Ao chegar na recepção, viu que Simons já a esperava, enquanto conversava com Ícaro. Não pôde deixar de notar em como ele estava muito bonito, vestido daquele jeito, estilo bad boy, todo de... preto? Até onde iriam as maldades dele? Simons a viu e ela percebeu que seus olhos azuis ganhavam bastante destaque em sua pele branca. Simons a acompanhou com os olhos até que ela chegasse perto deles.

— Boa noite. — ela disse.

— Boa noite. — disseram Ícaro e Simons ao mesmo tempo.

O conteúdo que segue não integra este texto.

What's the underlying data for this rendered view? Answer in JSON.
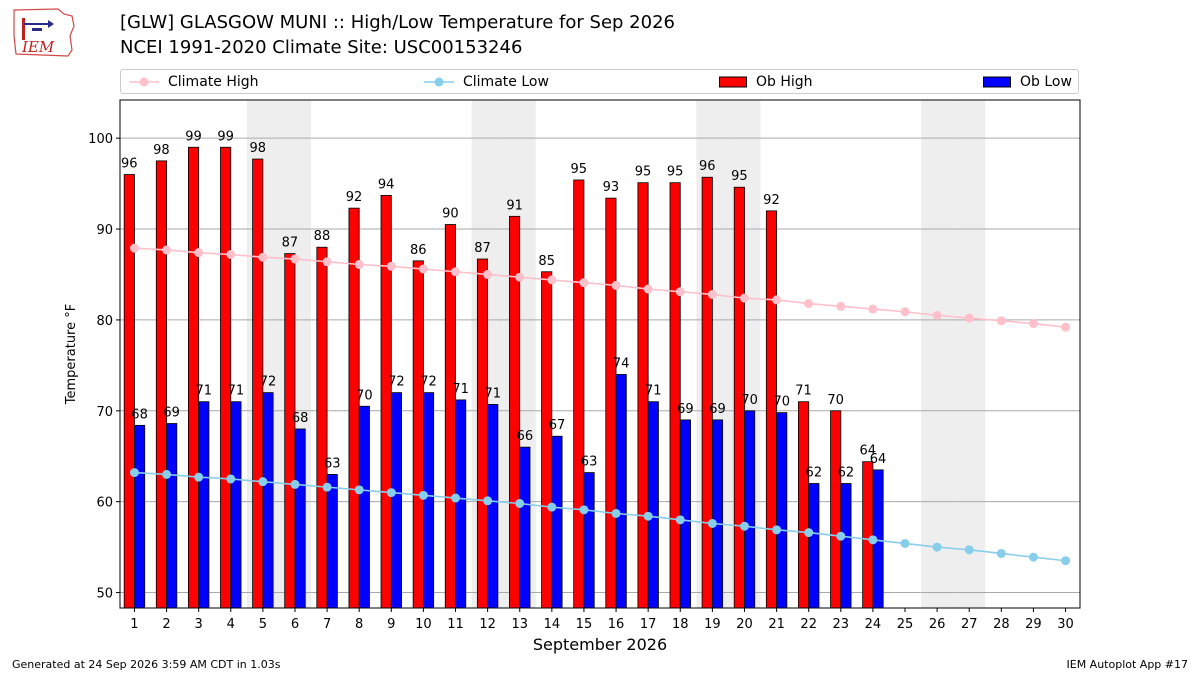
{
  "header": {
    "logo_text": "IEM",
    "title_line1": "[GLW] GLASGOW MUNI :: High/Low Temperature for Sep 2026",
    "title_line2": "NCEI 1991-2020 Climate Site: USC00153246"
  },
  "footer": {
    "generated": "Generated at 24 Sep 2026 3:59 AM CDT in 1.03s",
    "app": "IEM Autoplot App #17"
  },
  "colors": {
    "ob_high": "#ff0000",
    "ob_low": "#0000ff",
    "climate_high": "#ffc0cb",
    "climate_low": "#87ceeb",
    "weekend_band": "#eeeeee",
    "grid": "#aaaaaa"
  },
  "chart_data": {
    "type": "bar",
    "xlabel": "September 2026",
    "ylabel": "Temperature °F",
    "ylim": [
      48.3,
      104.2
    ],
    "xlim": [
      0.55,
      30.45
    ],
    "yticks": [
      50,
      60,
      70,
      80,
      90,
      100
    ],
    "grid": "horizontal",
    "legend_position": "top",
    "days": [
      1,
      2,
      3,
      4,
      5,
      6,
      7,
      8,
      9,
      10,
      11,
      12,
      13,
      14,
      15,
      16,
      17,
      18,
      19,
      20,
      21,
      22,
      23,
      24,
      25,
      26,
      27,
      28,
      29,
      30
    ],
    "shaded_days": [
      5,
      6,
      12,
      13,
      19,
      20,
      26,
      27
    ],
    "series": [
      {
        "name": "Climate High",
        "kind": "line",
        "values": [
          87.9,
          87.7,
          87.4,
          87.2,
          86.9,
          86.7,
          86.4,
          86.1,
          85.9,
          85.6,
          85.3,
          85.0,
          84.7,
          84.4,
          84.1,
          83.8,
          83.4,
          83.1,
          82.8,
          82.4,
          82.2,
          81.8,
          81.5,
          81.2,
          80.9,
          80.5,
          80.2,
          79.9,
          79.6,
          79.2
        ]
      },
      {
        "name": "Climate Low",
        "kind": "line",
        "values": [
          63.2,
          63.0,
          62.7,
          62.5,
          62.2,
          61.9,
          61.6,
          61.3,
          61.0,
          60.7,
          60.4,
          60.1,
          59.8,
          59.4,
          59.1,
          58.7,
          58.4,
          58.0,
          57.6,
          57.3,
          56.9,
          56.6,
          56.2,
          55.8,
          55.4,
          55.0,
          54.7,
          54.3,
          53.9,
          53.5
        ]
      },
      {
        "name": "Ob High",
        "kind": "bar",
        "values": [
          96,
          97.5,
          99,
          99,
          97.7,
          87.3,
          88,
          92.3,
          93.7,
          86.5,
          90.5,
          86.7,
          91.4,
          85.3,
          95.4,
          93.4,
          95.1,
          95.1,
          95.7,
          94.6,
          92,
          71,
          70,
          64.4
        ],
        "labels": [
          "96",
          "98",
          "99",
          "99",
          "98",
          "87",
          "88",
          "92",
          "94",
          "86",
          "90",
          "87",
          "91",
          "85",
          "95",
          "93",
          "95",
          "95",
          "96",
          "95",
          "92",
          "71",
          "70",
          "64"
        ]
      },
      {
        "name": "Ob Low",
        "kind": "bar",
        "values": [
          68.4,
          68.6,
          71,
          71,
          72,
          68,
          63,
          70.5,
          72,
          72,
          71.2,
          70.7,
          66,
          67.2,
          63.2,
          74,
          71,
          69,
          69,
          70,
          69.8,
          62,
          62,
          63.5
        ],
        "labels": [
          "68",
          "69",
          "71",
          "71",
          "72",
          "68",
          "63",
          "70",
          "72",
          "72",
          "71",
          "71",
          "66",
          "67",
          "63",
          "74",
          "71",
          "69",
          "69",
          "70",
          "70",
          "62",
          "62",
          "64"
        ]
      }
    ]
  }
}
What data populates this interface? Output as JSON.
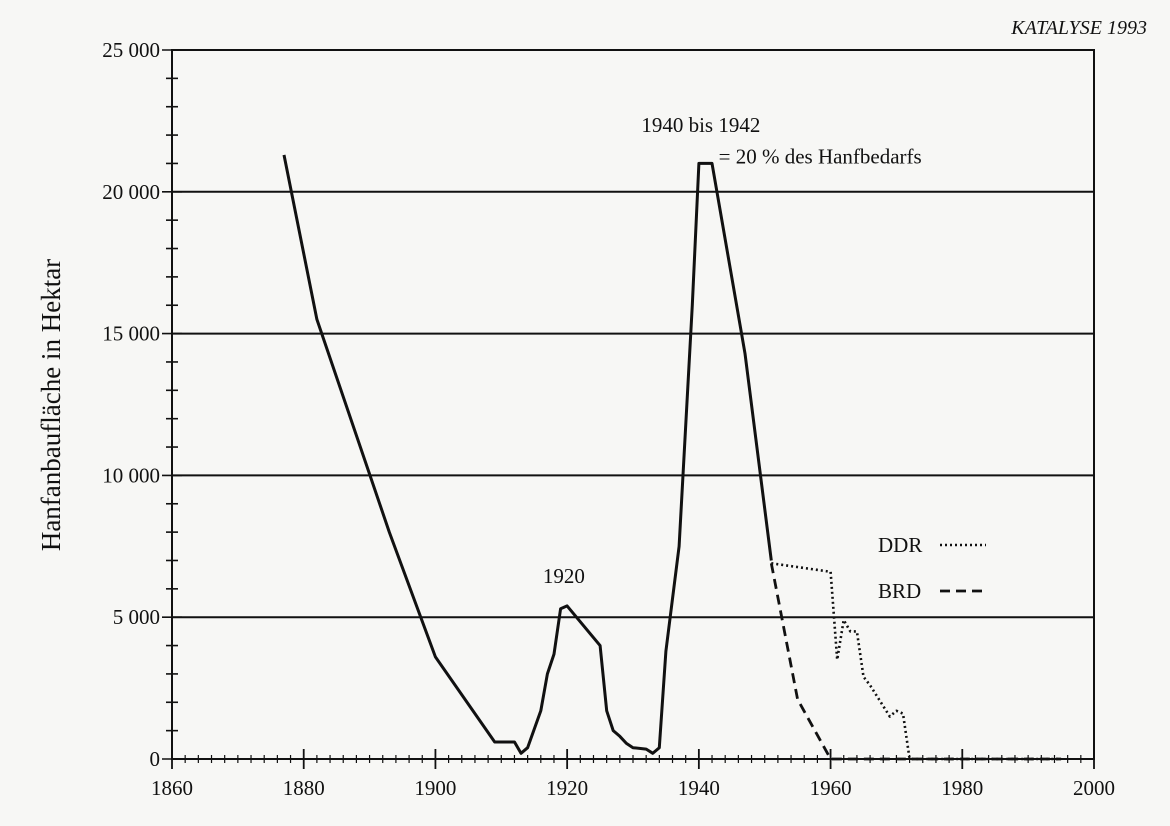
{
  "source": "KATALYSE 1993",
  "chart_data": {
    "type": "line",
    "title": "",
    "xlabel": "",
    "ylabel": "Hanfanbaufläche in Hektar",
    "xlim": [
      1860,
      2000
    ],
    "ylim": [
      0,
      25000
    ],
    "x_ticks": [
      "1860",
      "1880",
      "1900",
      "1920",
      "1940",
      "1960",
      "1980",
      "2000"
    ],
    "y_ticks": [
      "0",
      "5 000",
      "10 000",
      "15 000",
      "20 000",
      "25 000"
    ],
    "grid": "horizontal",
    "legend_placement": "right",
    "series": [
      {
        "name": "",
        "style": "solid",
        "points": [
          [
            1877,
            21300
          ],
          [
            1882,
            15500
          ],
          [
            1893,
            8000
          ],
          [
            1900,
            3600
          ],
          [
            1909,
            600
          ],
          [
            1912,
            600
          ],
          [
            1913,
            200
          ],
          [
            1914,
            400
          ],
          [
            1916,
            1700
          ],
          [
            1917,
            3000
          ],
          [
            1918,
            3700
          ],
          [
            1919,
            5300
          ],
          [
            1920,
            5400
          ],
          [
            1925,
            4000
          ],
          [
            1926,
            1700
          ],
          [
            1927,
            1000
          ],
          [
            1928,
            800
          ],
          [
            1929,
            550
          ],
          [
            1930,
            400
          ],
          [
            1932,
            350
          ],
          [
            1933,
            200
          ],
          [
            1934,
            400
          ],
          [
            1935,
            3800
          ],
          [
            1937,
            7500
          ],
          [
            1939,
            16000
          ],
          [
            1940,
            21000
          ],
          [
            1942,
            21000
          ],
          [
            1947,
            14300
          ],
          [
            1951,
            7000
          ]
        ]
      },
      {
        "name": "DDR",
        "style": "dotted",
        "points": [
          [
            1951,
            6900
          ],
          [
            1960,
            6600
          ],
          [
            1961,
            3500
          ],
          [
            1962,
            4900
          ],
          [
            1963,
            4500
          ],
          [
            1964,
            4500
          ],
          [
            1965,
            2900
          ],
          [
            1966,
            2600
          ],
          [
            1969,
            1500
          ],
          [
            1970,
            1700
          ],
          [
            1971,
            1600
          ],
          [
            1972,
            0
          ],
          [
            1995,
            0
          ]
        ]
      },
      {
        "name": "BRD",
        "style": "dashed",
        "points": [
          [
            1951,
            6900
          ],
          [
            1955,
            2100
          ],
          [
            1960,
            0
          ],
          [
            1995,
            0
          ]
        ]
      }
    ],
    "annotations": [
      {
        "text": "1920",
        "x": 1919.5,
        "y": 6200,
        "anchor": "middle"
      },
      {
        "text": "1940 bis 1942",
        "x": 1940.3,
        "y": 22100,
        "anchor": "middle"
      },
      {
        "text": "= 20 % des Hanfbedarfs",
        "x": 1943,
        "y": 21000,
        "anchor": "start"
      }
    ]
  }
}
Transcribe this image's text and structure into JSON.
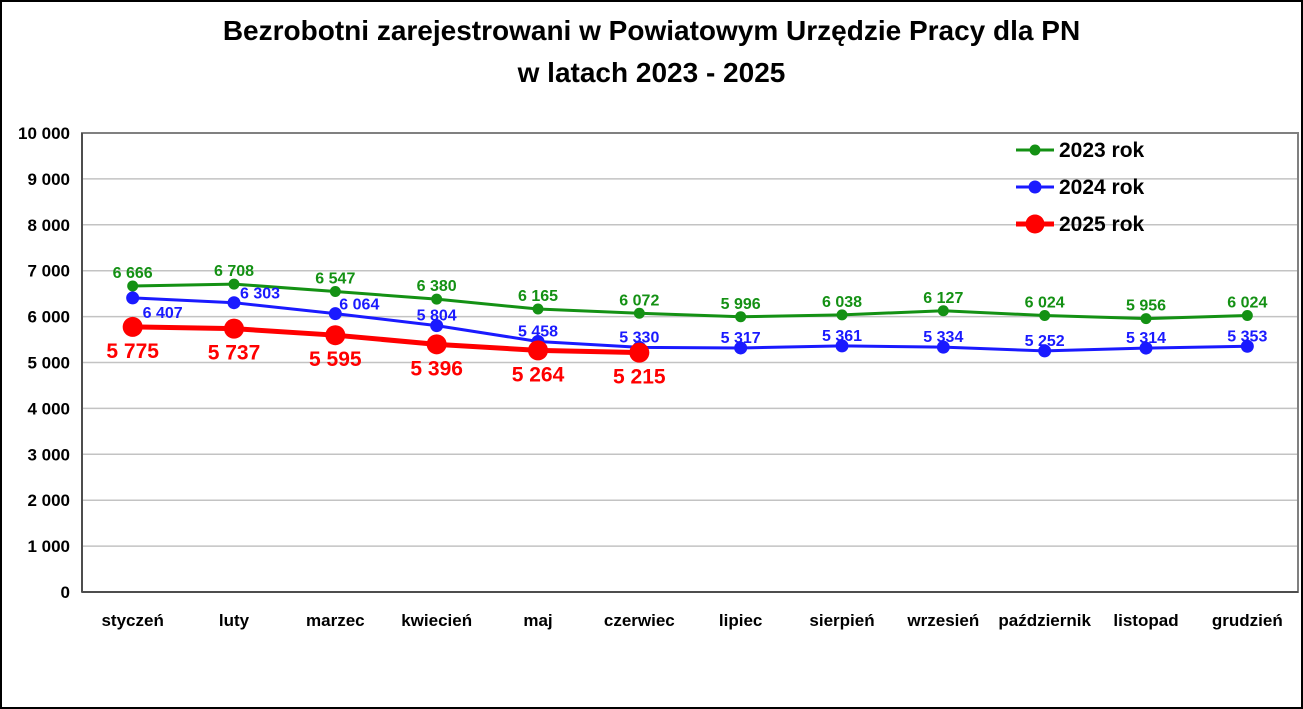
{
  "title": {
    "line1": "Bezrobotni zarejestrowani w Powiatowym Urzędzie Pracy dla PN",
    "line2": "w latach 2023 - 2025"
  },
  "chart_data": {
    "type": "line",
    "categories": [
      "styczeń",
      "luty",
      "marzec",
      "kwiecień",
      "maj",
      "czerwiec",
      "lipiec",
      "sierpień",
      "wrzesień",
      "październik",
      "listopad",
      "grudzień"
    ],
    "series": [
      {
        "name": "2023 rok",
        "color": "#149114",
        "values": [
          6666,
          6708,
          6547,
          6380,
          6165,
          6072,
          5996,
          6038,
          6127,
          6024,
          5956,
          6024
        ],
        "labels": [
          "6 666",
          "6 708",
          "6 547",
          "6 380",
          "6 165",
          "6 072",
          "5 996",
          "6 038",
          "6 127",
          "6 024",
          "5 956",
          "6 024"
        ]
      },
      {
        "name": "2024 rok",
        "color": "#1a1aff",
        "values": [
          6407,
          6303,
          6064,
          5804,
          5458,
          5330,
          5317,
          5361,
          5334,
          5252,
          5314,
          5353
        ],
        "labels": [
          "6 407",
          "6 303",
          "6 064",
          "5 804",
          "5 458",
          "5 330",
          "5 317",
          "5 361",
          "5 334",
          "5 252",
          "5 314",
          "5 353"
        ]
      },
      {
        "name": "2025 rok",
        "color": "#ff0000",
        "values": [
          5775,
          5737,
          5595,
          5396,
          5264,
          5215
        ],
        "labels": [
          "5 775",
          "5 737",
          "5 595",
          "5 396",
          "5 264",
          "5 215"
        ]
      }
    ],
    "ylim": [
      0,
      10000
    ],
    "ytick_step": 1000,
    "y_tick_labels": [
      "10 000",
      "9 000",
      "8 000",
      "7 000",
      "6 000",
      "5 000",
      "4 000",
      "3 000",
      "2 000",
      "1 000",
      "0"
    ],
    "xlabel": "",
    "ylabel": "",
    "grid": "horizontal gridlines every 1000",
    "legend_position": "top-right inside plot area",
    "legend": [
      "2023 rok",
      "2024 rok",
      "2025 rok"
    ]
  },
  "colors": {
    "background": "#ffffff",
    "grid": "#c3c3c3",
    "frame": "#808080",
    "axis": "#4d4d4d",
    "text": "#000000",
    "series_2023": "#149114",
    "series_2024": "#1a1aff",
    "series_2025": "#ff0000"
  }
}
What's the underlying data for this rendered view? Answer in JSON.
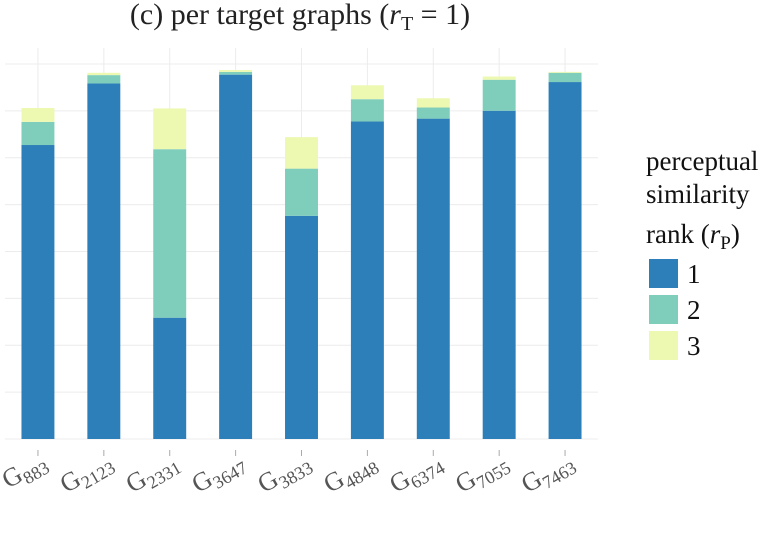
{
  "chart_data": {
    "type": "bar",
    "stacked": true,
    "title": "(c) per target graphs (r_T = 1)",
    "title_parts": {
      "prefix": "(c) per target graphs (",
      "var": "r",
      "sub": "T",
      "suffix": " = 1)"
    },
    "categories": [
      "G883",
      "G2123",
      "G2331",
      "G3647",
      "G3833",
      "G4848",
      "G6374",
      "G7055",
      "G7463"
    ],
    "category_parts": [
      {
        "main": "G",
        "sub": "883"
      },
      {
        "main": "G",
        "sub": "2123"
      },
      {
        "main": "G",
        "sub": "2331"
      },
      {
        "main": "G",
        "sub": "3647"
      },
      {
        "main": "G",
        "sub": "3833"
      },
      {
        "main": "G",
        "sub": "4848"
      },
      {
        "main": "G",
        "sub": "6374"
      },
      {
        "main": "G",
        "sub": "7055"
      },
      {
        "main": "G",
        "sub": "7463"
      }
    ],
    "series": [
      {
        "name": "1",
        "color": "#2c7fb8",
        "values": [
          0.635,
          0.768,
          0.262,
          0.787,
          0.482,
          0.686,
          0.692,
          0.709,
          0.771
        ]
      },
      {
        "name": "2",
        "color": "#7fcdbb",
        "values": [
          0.05,
          0.018,
          0.364,
          0.006,
          0.102,
          0.048,
          0.024,
          0.067,
          0.02
        ]
      },
      {
        "name": "3",
        "color": "#edf8b1",
        "values": [
          0.03,
          0.005,
          0.088,
          0.004,
          0.068,
          0.03,
          0.02,
          0.007,
          0.002
        ]
      }
    ],
    "ylim": [
      0,
      0.81
    ],
    "y_tick_count": 9,
    "grid": true,
    "legend": {
      "title_lines": [
        "perceptual",
        "similarity"
      ],
      "title_rank": {
        "prefix": "rank (",
        "var": "r",
        "sub": "P",
        "suffix": ")"
      },
      "placement": "right"
    }
  }
}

Ícaro reparou que Érika e Simons estavam usando preto e fez uma piada.

— Aonde vocês vão? Em um funeral?

— Vou mostrar a cidade para ela. — disse Simons.

— Ainda bem que ela já está de luto. — disse Ícaro.

— Podemos ir? — Érika os interrompeu e saiu pela porta do hotel em seguida.

Simons foi logo atrás.

— Desculpa pelo meu amigo. — ele disse.

— Eu deveria desculpar ele por você. — ela sorriu.

Simons reparou no quanto o sorriso dela era lindo e atraente. Os dois entraram no carro. Sentados ali dentro, ele disse:

— Você está linda.

— Você também não tá nada mal. — ela respondeu.